Donna Freitas is an assistant professor of religion at Boston University. Her nonfiction books for adults include, most recently, Sex and the Soul: Juggling Sexuality, Spirituality, Romance and Religion on America’s College Campuses (Oxford), based on a national study about the influence of sexuality and romantic relationships on the spiritual identities of America’s college students. She is also a devoted fan of the celebrated British children’s author Philip Pullman, and her book about the religious and ethical dimensions of his award-winning trilogy Killing the Imposter God: Philip Pullman’s Spiritual Imagination in His Dark Materials (Jossey-Bass/Wiley) hit the bookshelves in the middle of a major, national controversy about the release of the trilogy’s first movie installment.

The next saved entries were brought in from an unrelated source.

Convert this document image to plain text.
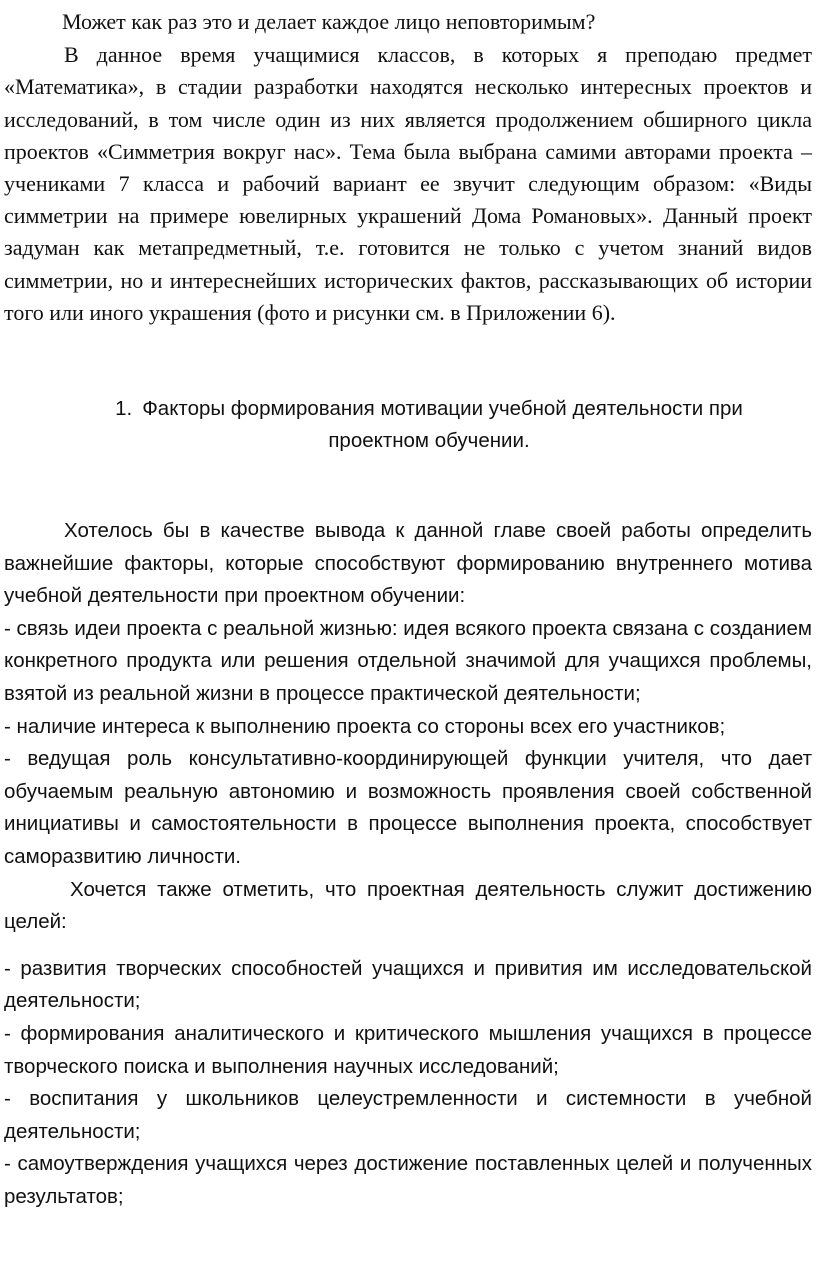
Может как раз это и делает каждое лицо неповторимым?

В данное время учащимися классов, в которых я преподаю предмет «Математика», в стадии разработки находятся несколько интересных проектов и исследований, в том числе один из них является продолжением обширного цикла проектов «Симметрия вокруг нас». Тема была выбрана самими авторами проекта – учениками 7 класса и рабочий вариант ее звучит следующим образом: «Виды симметрии на примере ювелирных украшений Дома Романовых». Данный проект задуман как метапредметный, т.е. готовится не только с учетом знаний видов симметрии, но и интереснейших исторических фактов, рассказывающих об истории того или иного украшения (фото и рисунки см. в Приложении 6).

1. Факторы формирования мотивации учебной деятельности при проектном обучении.

Хотелось бы в качестве вывода к данной главе своей работы определить важнейшие факторы, которые способствуют формированию внутреннего мотива учебной деятельности при проектном обучении:

- связь идеи проекта с реальной жизнью: идея всякого проекта связана с созданием конкретного продукта или решения отдельной значимой для учащихся проблемы, взятой из реальной жизни в процессе практической деятельности;

- наличие интереса к выполнению проекта со стороны всех его участников;

- ведущая роль консультативно-координирующей функции учителя, что дает обучаемым реальную автономию и возможность проявления своей собственной инициативы и самостоятельности в процессе выполнения проекта, способствует саморазвитию личности.

Хочется также отметить, что проектная деятельность служит достижению целей:

- развития творческих способностей учащихся и привития им исследовательской деятельности;

- формирования аналитического и критического мышления учащихся в процессе творческого поиска и выполнения научных исследований;

- воспитания у школьников целеустремленности и системности в учебной деятельности;

- самоутверждения учащихся через достижение поставленных целей и полученных результатов;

Much of her writing, teaching, and lecturing centers around struggles of belonging and alienation with regard to faith, particularly among young adults and especially with regard to young women. She loves to ask Big Questions (Why are we here anyway?) and delights in discovering the many possible forums in which to dabble with the stuff of faith, religion, spirituality, and gender. This attitude accounts for her upcoming venture into the world of fiction, since she will see the publication of her first novel, The Possibilities of Sainthood(Frances Foster Books / Farrar, Straus and Giroux)—about a fifteen-year-old girl, Antonia Lucia Labella, who aspires to become the first official living saint in Catholic history.
A regular contributor to The Washington Post/Newsweek’s online panel “On Faith,” the religion webzine Beliefnet,and Publishers Weekly, she has also written for The Wall Street Journal, The Washington Post, Christian Century, and School Library Journal, and she has appeared as a commentator on NPR’s All Things Considered.Her books also includeBecoming a Goddess of Inner Poise: Spirituality for the Bridget Jones in All of Us and Save the Date: A Spirituality of Dating, Love, Dinner & the Divine.